Desde Irlanda con amor, sencillo,
hijo pródigo del dolor, maldito…

Entre cuatro paredes volando, no quedan muros no, no aquí.
Cada mañana eres motivo, eres tú, yo soy maldito,
y poquita cosa a tu lado.

Así quiso el destino, que no yo, desdichado,
olvidando el rumbo, sólo queda zarpar de tu brazo.
Cuantas noches esperando, a algo tan ilegal como inverosímil.
Tan prohibido como cierto, y anhelado, desconocido.
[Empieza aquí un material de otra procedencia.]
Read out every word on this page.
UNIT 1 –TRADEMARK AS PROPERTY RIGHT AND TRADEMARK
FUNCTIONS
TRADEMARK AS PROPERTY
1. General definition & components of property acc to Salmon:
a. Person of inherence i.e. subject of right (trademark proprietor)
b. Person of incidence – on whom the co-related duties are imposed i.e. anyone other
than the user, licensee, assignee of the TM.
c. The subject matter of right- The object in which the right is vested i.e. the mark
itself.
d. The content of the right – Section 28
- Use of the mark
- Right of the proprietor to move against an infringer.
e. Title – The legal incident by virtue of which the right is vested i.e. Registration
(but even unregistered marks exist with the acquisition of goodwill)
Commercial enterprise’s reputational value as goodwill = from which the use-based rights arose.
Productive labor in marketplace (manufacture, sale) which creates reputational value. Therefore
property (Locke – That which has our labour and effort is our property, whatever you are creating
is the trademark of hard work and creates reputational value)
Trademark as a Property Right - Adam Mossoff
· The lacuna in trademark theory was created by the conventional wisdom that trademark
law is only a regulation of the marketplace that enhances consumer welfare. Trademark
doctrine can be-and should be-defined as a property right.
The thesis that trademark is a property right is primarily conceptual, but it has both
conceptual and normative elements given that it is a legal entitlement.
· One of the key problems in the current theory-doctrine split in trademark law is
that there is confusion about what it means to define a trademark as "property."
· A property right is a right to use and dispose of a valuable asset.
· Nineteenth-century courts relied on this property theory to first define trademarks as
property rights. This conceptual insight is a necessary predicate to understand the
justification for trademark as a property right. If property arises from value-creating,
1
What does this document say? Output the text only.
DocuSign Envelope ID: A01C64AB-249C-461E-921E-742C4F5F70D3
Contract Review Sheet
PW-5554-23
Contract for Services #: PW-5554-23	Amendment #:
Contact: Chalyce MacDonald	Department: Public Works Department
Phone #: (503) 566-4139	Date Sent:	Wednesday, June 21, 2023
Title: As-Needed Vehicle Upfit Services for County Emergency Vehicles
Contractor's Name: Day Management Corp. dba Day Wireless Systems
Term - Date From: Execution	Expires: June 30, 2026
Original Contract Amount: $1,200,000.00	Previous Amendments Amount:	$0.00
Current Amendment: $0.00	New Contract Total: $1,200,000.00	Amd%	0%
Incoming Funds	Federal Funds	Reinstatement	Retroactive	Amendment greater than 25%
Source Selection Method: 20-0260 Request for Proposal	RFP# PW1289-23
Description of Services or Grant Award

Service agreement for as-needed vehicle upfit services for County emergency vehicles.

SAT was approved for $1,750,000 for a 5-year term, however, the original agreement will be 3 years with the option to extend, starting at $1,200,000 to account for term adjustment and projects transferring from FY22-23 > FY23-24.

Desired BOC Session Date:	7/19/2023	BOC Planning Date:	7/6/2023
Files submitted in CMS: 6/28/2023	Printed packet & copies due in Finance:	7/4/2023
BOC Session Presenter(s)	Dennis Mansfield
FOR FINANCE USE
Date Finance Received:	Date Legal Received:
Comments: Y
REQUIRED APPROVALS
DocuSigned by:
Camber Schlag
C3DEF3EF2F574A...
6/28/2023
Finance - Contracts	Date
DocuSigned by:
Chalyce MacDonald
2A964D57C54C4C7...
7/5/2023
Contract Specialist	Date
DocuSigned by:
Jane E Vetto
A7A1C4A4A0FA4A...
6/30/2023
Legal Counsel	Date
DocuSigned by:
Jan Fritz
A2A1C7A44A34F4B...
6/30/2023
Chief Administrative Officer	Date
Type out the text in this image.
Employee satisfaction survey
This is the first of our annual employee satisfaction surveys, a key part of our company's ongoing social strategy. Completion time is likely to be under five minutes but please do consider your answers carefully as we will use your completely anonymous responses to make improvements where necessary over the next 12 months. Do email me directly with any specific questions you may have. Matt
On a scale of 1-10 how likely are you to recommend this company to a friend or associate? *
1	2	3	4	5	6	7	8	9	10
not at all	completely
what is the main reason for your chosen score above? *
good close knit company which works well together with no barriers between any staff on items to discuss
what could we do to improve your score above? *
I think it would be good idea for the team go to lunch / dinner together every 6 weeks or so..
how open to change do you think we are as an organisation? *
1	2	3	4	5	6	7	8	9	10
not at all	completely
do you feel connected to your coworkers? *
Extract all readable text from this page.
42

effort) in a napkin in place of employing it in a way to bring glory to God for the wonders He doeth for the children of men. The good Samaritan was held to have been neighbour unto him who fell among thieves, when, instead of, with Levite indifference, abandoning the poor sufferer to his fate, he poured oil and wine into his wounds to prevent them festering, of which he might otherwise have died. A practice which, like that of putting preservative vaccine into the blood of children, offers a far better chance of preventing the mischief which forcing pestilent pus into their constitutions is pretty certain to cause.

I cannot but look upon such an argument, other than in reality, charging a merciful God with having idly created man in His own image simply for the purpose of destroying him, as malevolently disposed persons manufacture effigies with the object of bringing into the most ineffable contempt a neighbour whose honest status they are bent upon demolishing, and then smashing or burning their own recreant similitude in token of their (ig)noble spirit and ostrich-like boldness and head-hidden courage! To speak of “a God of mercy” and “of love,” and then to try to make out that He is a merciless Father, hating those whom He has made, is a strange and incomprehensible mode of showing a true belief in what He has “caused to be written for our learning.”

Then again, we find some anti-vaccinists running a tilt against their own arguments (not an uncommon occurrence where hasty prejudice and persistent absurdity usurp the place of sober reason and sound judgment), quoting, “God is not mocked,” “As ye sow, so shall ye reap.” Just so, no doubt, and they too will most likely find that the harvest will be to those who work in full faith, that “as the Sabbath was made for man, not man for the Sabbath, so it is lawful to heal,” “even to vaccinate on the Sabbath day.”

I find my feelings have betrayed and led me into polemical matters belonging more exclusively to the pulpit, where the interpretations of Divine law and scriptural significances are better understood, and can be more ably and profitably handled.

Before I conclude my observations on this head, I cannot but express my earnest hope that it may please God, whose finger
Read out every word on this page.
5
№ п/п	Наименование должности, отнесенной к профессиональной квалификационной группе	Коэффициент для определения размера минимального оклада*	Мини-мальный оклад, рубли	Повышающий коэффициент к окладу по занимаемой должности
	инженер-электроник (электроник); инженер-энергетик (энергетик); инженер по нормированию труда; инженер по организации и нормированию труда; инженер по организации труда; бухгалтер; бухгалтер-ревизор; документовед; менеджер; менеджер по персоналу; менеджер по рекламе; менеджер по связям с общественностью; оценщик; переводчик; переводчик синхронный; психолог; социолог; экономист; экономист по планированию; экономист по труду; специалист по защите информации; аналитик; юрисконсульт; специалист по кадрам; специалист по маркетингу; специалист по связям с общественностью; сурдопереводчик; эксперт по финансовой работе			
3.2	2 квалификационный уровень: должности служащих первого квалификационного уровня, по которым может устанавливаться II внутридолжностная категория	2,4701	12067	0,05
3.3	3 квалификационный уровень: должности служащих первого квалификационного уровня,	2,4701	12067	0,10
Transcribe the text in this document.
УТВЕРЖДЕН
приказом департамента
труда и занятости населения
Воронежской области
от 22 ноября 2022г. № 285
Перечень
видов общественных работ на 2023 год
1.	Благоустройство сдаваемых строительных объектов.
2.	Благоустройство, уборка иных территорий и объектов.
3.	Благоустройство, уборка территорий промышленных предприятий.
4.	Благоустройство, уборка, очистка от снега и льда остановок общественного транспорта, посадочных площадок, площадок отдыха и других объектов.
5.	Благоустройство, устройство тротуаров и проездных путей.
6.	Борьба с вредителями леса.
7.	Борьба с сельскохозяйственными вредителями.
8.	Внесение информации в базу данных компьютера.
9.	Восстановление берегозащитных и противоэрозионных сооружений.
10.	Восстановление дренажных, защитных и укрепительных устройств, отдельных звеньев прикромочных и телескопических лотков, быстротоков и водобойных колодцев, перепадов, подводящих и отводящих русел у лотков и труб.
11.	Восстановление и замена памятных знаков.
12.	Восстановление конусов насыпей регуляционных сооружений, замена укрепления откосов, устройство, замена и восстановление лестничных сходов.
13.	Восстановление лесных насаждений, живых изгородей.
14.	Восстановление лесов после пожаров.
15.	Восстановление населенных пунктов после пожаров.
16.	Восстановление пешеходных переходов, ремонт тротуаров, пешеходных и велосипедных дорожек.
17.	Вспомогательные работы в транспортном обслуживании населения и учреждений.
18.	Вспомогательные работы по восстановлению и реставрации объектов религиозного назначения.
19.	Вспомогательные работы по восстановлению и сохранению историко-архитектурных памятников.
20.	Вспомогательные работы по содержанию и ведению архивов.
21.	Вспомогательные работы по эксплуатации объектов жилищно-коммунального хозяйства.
¿Se puede querer algo prohibido, sin que sea
su prohibición lo atrayente?
Se puede, puede, y lo es aparentemente.
Su dulzura, su fragilidad quizás, o
simplemente su pelo, su tez.
Y no volverla a ver me mata, mas ayudado por la ley,
deberé olvidarla, ¿debo?... ¿debo dejarme querer?
Quizá esperar paciente, intermitente mi cariño muestro,
no quiero precipitaciones, falsas conclusiones, aciertos.

Que no me mate la pasión, si estoy en lo cierto,
y si no lo estoy, que el dolor no sea eterno.
Poder vivir contento sin tenerla.

Tan cerca, tan lejos, tan hermosa, yo tan perro;
poca cosa, ser sincero… ¿alguien ofrece menos?